The patch size vs detection performance on Caltech pedestrian dataset.

Patch Size and Dictionary Size. Next we investigate whether our synthesized features can capture richer structures using larger patches. Figure 2 shows the average precision as we change both the patch size and the dictionary size. While \(3\times 3\) codes barely show an edge, \(7\times 7\) codes work much better. However, \(9\times 9\) patches, may be too large for our setting and do not perform well.

Fig. 3.
figure 3

The sparsity vs detection performance on Caltech pedestrian dataset.

Regularizer. With \(\hbox {K} = 1\), one can also use different regularizers to learn a dictionary. Figure 4 compares the detection accuracy with Lasso penalty vs Elastic net penalty on \(7\,\times \,7\) patches. The Elastic net penalty is better because it include more constraints to learn discriminative representation.

Fig. 4.
figure 4

The regularizer vs detection performance on Caltech pedestrian dataset.

In the following experiments, we set the size of the dictionary, the sparsity degree to be 600, 1 respectively. We set the size of the atom of the dictionary to be \(7 \times 7\) for better performance.

4.2 Performance Comparison

We just pay attention to whether the performance is lost and the degree of performance loss. As shown in Table 1, we can see the performance comparison between the original detector and the corresponding synthesized detector. As can be seen from the table, the performance degradation is very small, about one percent. Why is the synthesis method a little worse than the original method? We think there are at least two reasons. One is that our method is based on reconstruction error minimum and sparsity constraints, which cause the loss of the discriminative information for pedestrian detection. The other is that we slightly modified the original feature extraction, such as HOG in the non-overlap manner. Compared to high speedup, we think this slight performance degradation is worth.
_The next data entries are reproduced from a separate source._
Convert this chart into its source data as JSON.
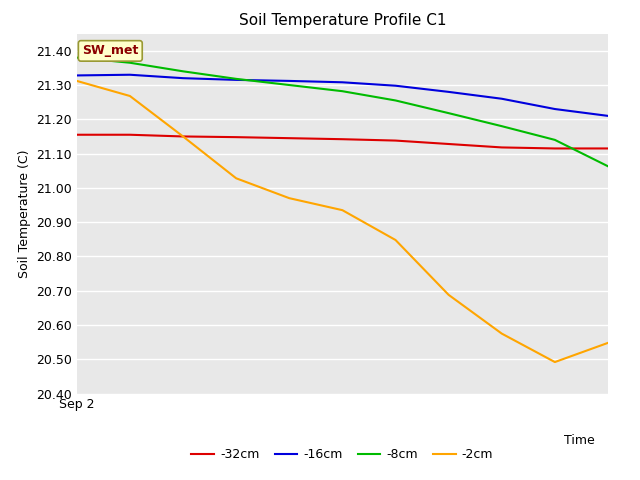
{
  "title": "Soil Temperature Profile C1",
  "xlabel": "Time",
  "ylabel": "Soil Temperature (C)",
  "ylim": [
    20.4,
    21.45
  ],
  "yticks": [
    20.4,
    20.5,
    20.6,
    20.7,
    20.8,
    20.9,
    21.0,
    21.1,
    21.2,
    21.3,
    21.4
  ],
  "x_label_start": "Sep 2",
  "annotation_text": "SW_met",
  "annotation_color": "#8B0000",
  "annotation_bg": "#FFFFCC",
  "annotation_border": "#999933",
  "series": {
    "-32cm": {
      "color": "#DD0000",
      "x": [
        0,
        1,
        2,
        3,
        4,
        5,
        6,
        7,
        8,
        9,
        10
      ],
      "y": [
        21.155,
        21.155,
        21.15,
        21.148,
        21.145,
        21.142,
        21.138,
        21.128,
        21.118,
        21.115,
        21.115
      ]
    },
    "-16cm": {
      "color": "#0000DD",
      "x": [
        0,
        1,
        2,
        3,
        4,
        5,
        6,
        7,
        8,
        9,
        10
      ],
      "y": [
        21.328,
        21.33,
        21.32,
        21.315,
        21.312,
        21.308,
        21.298,
        21.28,
        21.26,
        21.23,
        21.21
      ]
    },
    "-8cm": {
      "color": "#00BB00",
      "x": [
        0,
        1,
        2,
        3,
        4,
        5,
        6,
        7,
        8,
        9,
        10
      ],
      "y": [
        21.38,
        21.365,
        21.34,
        21.318,
        21.3,
        21.282,
        21.255,
        21.218,
        21.18,
        21.14,
        21.063
      ]
    },
    "-2cm": {
      "color": "#FFA500",
      "x": [
        0,
        1,
        2,
        3,
        4,
        5,
        6,
        7,
        8,
        9,
        10
      ],
      "y": [
        21.312,
        21.268,
        21.15,
        21.028,
        20.97,
        20.935,
        20.848,
        20.688,
        20.575,
        20.492,
        20.548
      ]
    }
  },
  "legend_order": [
    "-32cm",
    "-16cm",
    "-8cm",
    "-2cm"
  ],
  "plot_bg_color": "#E8E8E8",
  "fig_bg_color": "#FFFFFF",
  "grid_color": "#FFFFFF",
  "title_fontsize": 11,
  "axis_fontsize": 9,
  "tick_fontsize": 9,
  "legend_fontsize": 9,
  "line_width": 1.5
}
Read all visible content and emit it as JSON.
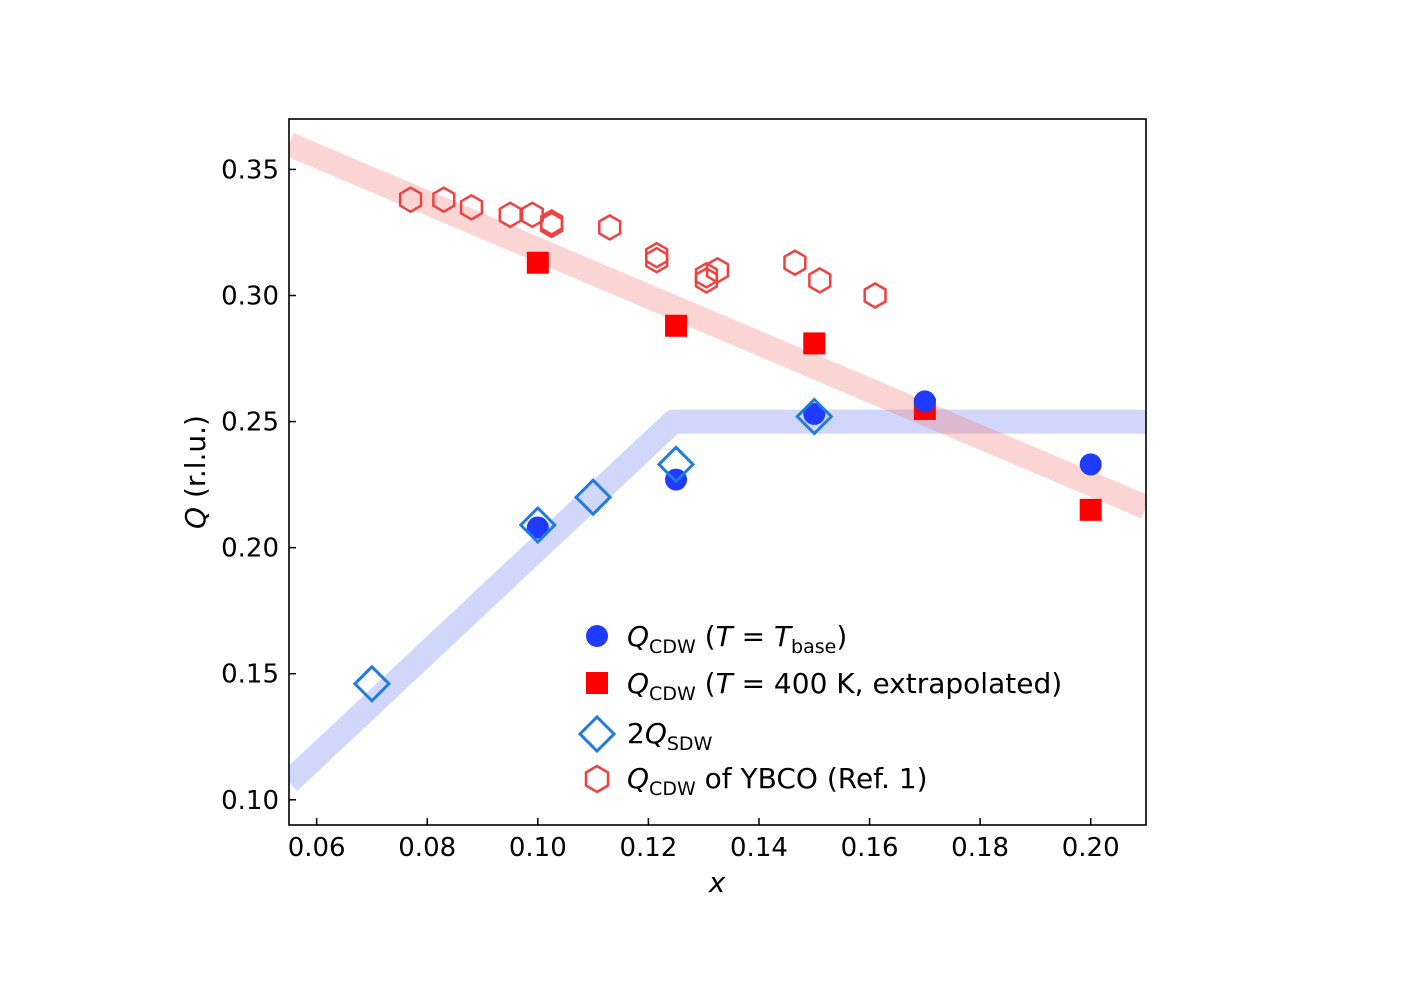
{
  "chart_data": {
    "type": "scatter",
    "title": "",
    "xlabel": "x",
    "ylabel": "(r.l.u.)",
    "ylabel_symbol": "Q",
    "xlim": [
      0.055,
      0.21
    ],
    "ylim": [
      0.09,
      0.37
    ],
    "xticks": [
      0.06,
      0.08,
      0.1,
      0.12,
      0.14,
      0.16,
      0.18,
      0.2
    ],
    "xtick_labels": [
      "0.06",
      "0.08",
      "0.10",
      "0.12",
      "0.14",
      "0.16",
      "0.18",
      "0.20"
    ],
    "yticks": [
      0.1,
      0.15,
      0.2,
      0.25,
      0.3,
      0.35
    ],
    "ytick_labels": [
      "0.10",
      "0.15",
      "0.20",
      "0.25",
      "0.30",
      "0.35"
    ],
    "grid": false,
    "legend_position": "lower-right",
    "series": [
      {
        "name": "Q_CDW (T = T_base)",
        "marker": "circle",
        "color": "#1f3bff",
        "x": [
          0.1,
          0.125,
          0.15,
          0.17,
          0.2
        ],
        "y": [
          0.208,
          0.227,
          0.253,
          0.258,
          0.233
        ]
      },
      {
        "name": "Q_CDW (T = 400 K, extrapolated)",
        "marker": "square",
        "color": "#ff0000",
        "x": [
          0.1,
          0.125,
          0.15,
          0.17,
          0.2
        ],
        "y": [
          0.313,
          0.288,
          0.281,
          0.255,
          0.215
        ]
      },
      {
        "name": "2Q_SDW",
        "marker": "diamond-open",
        "color": "#1e7be0",
        "x": [
          0.07,
          0.1,
          0.11,
          0.125,
          0.15
        ],
        "y": [
          0.146,
          0.209,
          0.22,
          0.233,
          0.252
        ]
      },
      {
        "name": "Q_CDW of YBCO (Ref. 1)",
        "marker": "hexagon-open",
        "color": "#f04040",
        "x": [
          0.077,
          0.083,
          0.088,
          0.095,
          0.099,
          0.1025,
          0.1025,
          0.113,
          0.1215,
          0.1215,
          0.1305,
          0.1305,
          0.1325,
          0.1465,
          0.151,
          0.161
        ],
        "y": [
          0.338,
          0.338,
          0.335,
          0.332,
          0.332,
          0.329,
          0.328,
          0.327,
          0.316,
          0.314,
          0.308,
          0.306,
          0.31,
          0.313,
          0.306,
          0.3
        ]
      }
    ],
    "guide_lines": [
      {
        "name": "blue-band",
        "color": "#6e82ee",
        "x": [
          0.055,
          0.1245,
          0.21
        ],
        "y": [
          0.107,
          0.25,
          0.25
        ]
      },
      {
        "name": "red-band",
        "color": "#f47a7a",
        "x": [
          0.055,
          0.21
        ],
        "y": [
          0.36,
          0.216
        ]
      }
    ]
  },
  "legend": {
    "items": [
      {
        "main": "Q",
        "sub": "CDW",
        "tail_parts": [
          " (",
          "T",
          " = ",
          "T",
          "base",
          ")"
        ]
      },
      {
        "main": "Q",
        "sub": "CDW",
        "tail_parts": [
          " (",
          "T",
          " = 400 K, extrapolated)"
        ]
      },
      {
        "prefix": "2",
        "main": "Q",
        "sub": "SDW"
      },
      {
        "main": "Q",
        "sub": "CDW",
        "tail_parts": [
          " of YBCO (Ref. 1)"
        ]
      }
    ]
  }
}
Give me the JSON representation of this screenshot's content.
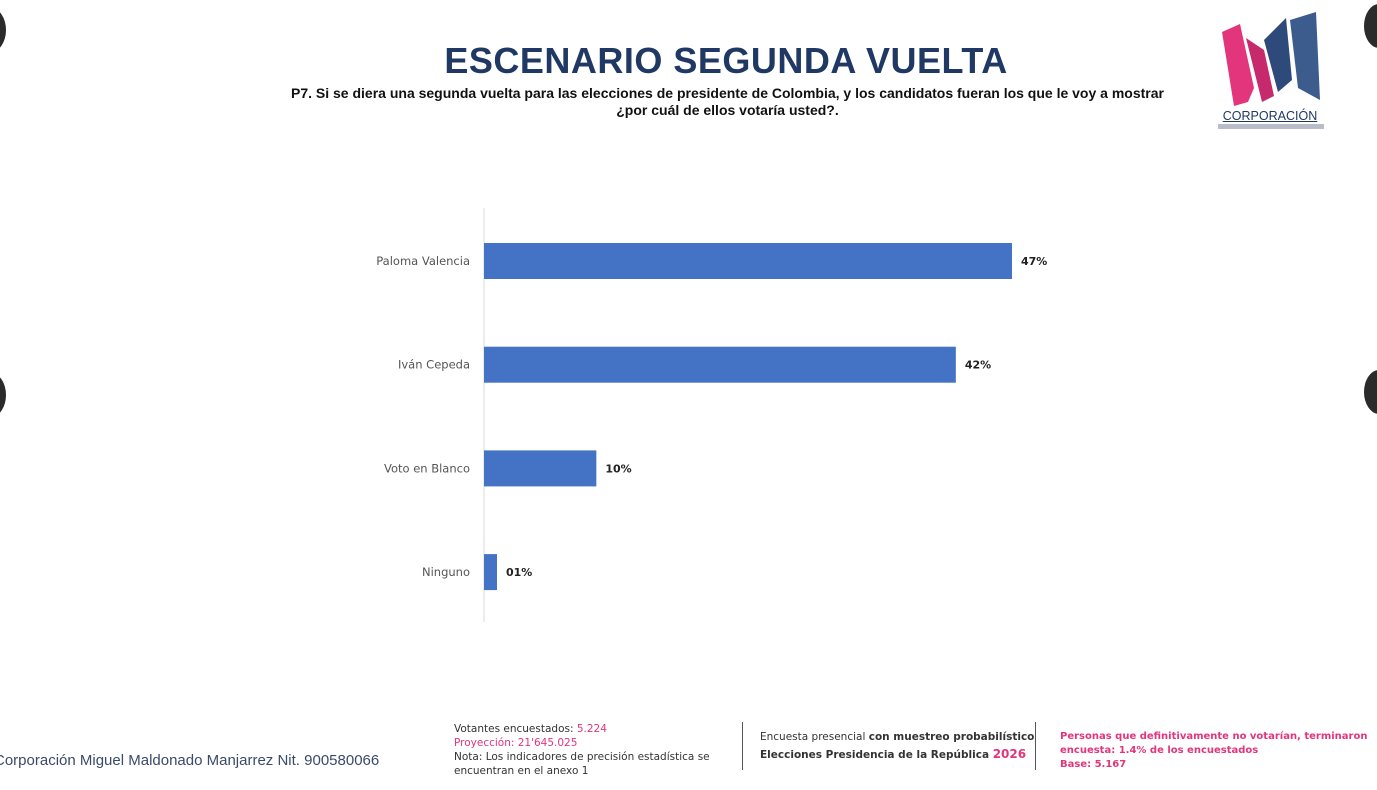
{
  "header": {
    "title": "ESCENARIO SEGUNDA VUELTA",
    "question_line1": "P7. Si se diera una segunda vuelta para las elecciones de presidente de Colombia, y los candidatos fueran los que le voy a mostrar",
    "question_line2": "¿por cuál de ellos votaría usted?."
  },
  "logo": {
    "word": "CORPORACIÓN",
    "subtext": "MIGUEL MALDONADO MANJARREZ",
    "colors": {
      "pink": "#e2357c",
      "navy": "#2e4a7a"
    }
  },
  "chart_data": {
    "type": "bar",
    "orientation": "horizontal",
    "categories": [
      "Paloma Valencia",
      "Iván Cepeda",
      "Voto en Blanco",
      "Ninguno"
    ],
    "values": [
      47,
      42,
      10,
      1
    ],
    "value_labels": [
      "47%",
      "42%",
      "10%",
      "01%"
    ],
    "xlim": [
      0,
      50
    ],
    "grid": false,
    "bar_color": "#4472c4"
  },
  "footer": {
    "company": "Corporación Miguel Maldonado Manjarrez Nit. 900580066",
    "votantes_label": "Votantes encuestados: ",
    "votantes_value": "5.224",
    "proyeccion": "Proyección: 21'645.025",
    "nota": "Nota: Los indicadores de precisión estadística se encuentran en el anexo 1",
    "encuesta_prefix": "Encuesta presencial ",
    "encuesta_bold": "con muestreo probabilístico",
    "elecciones": "Elecciones Presidencia de la República ",
    "year": "2026",
    "personas": "Personas que definitivamente no votarían, terminaron encuesta: 1.4% de los encuestados",
    "base": "Base: 5.167"
  }
}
Table 1. Missing rates of pedestrian detectors (origin vs synthesizer) on four challenging datasets. “origin” denotes the original detector, and “synthesizer” stands for the synthesized feature by our framework.

4.3 Speed Comparison

The speed of the detector is more important than performance in the real-world applications. In this section, we will show the speed comparison of the above origin detectors and the corresponding synthesized detectors. Because the speed of the detector depends on the resolution.

We just do the statistics and analysis on the INRIA dataset because the results on the other datasets are the same as that on this dataset. The resolution of the image is \(640 \times 480 \) in INRIA testing set. As shown in Table 2, acceleration of the synthesized detector is very obvious. Take the detector HOGLBP [7] for example. The speedup ratio is up to 2000. The speed of original veryfast detector [23] is \(50\ \hbox {fps}\) because it is accelerated by GPU. But the speed of our synthesized detector is \(110\ \hbox {fps}\). From the table, experiment results confirm our conjecture that the runtime of our synthesized detector depends on the decomposition of the image based on the dictionary.

Table 2. Speed comparison of pedestrian detectors (origin vs synthesizer) on INRIA person dataset. The unit of speed is the frame of per second.

5 Conclusion

In this paper, we proposed a novel framework of feature extraction based on sparse representation. And we give the constraint condition that the feature should satisfy in our framework. At last, we conduct enough experiments on four challenging datasets to evaluate our method. Experiment results demonstrate our method is efficient for pedestrian detection task. In the future, we will seek the efficient dictionary learning method and consider to add the classification error into dictionary learning to add the distinctive information.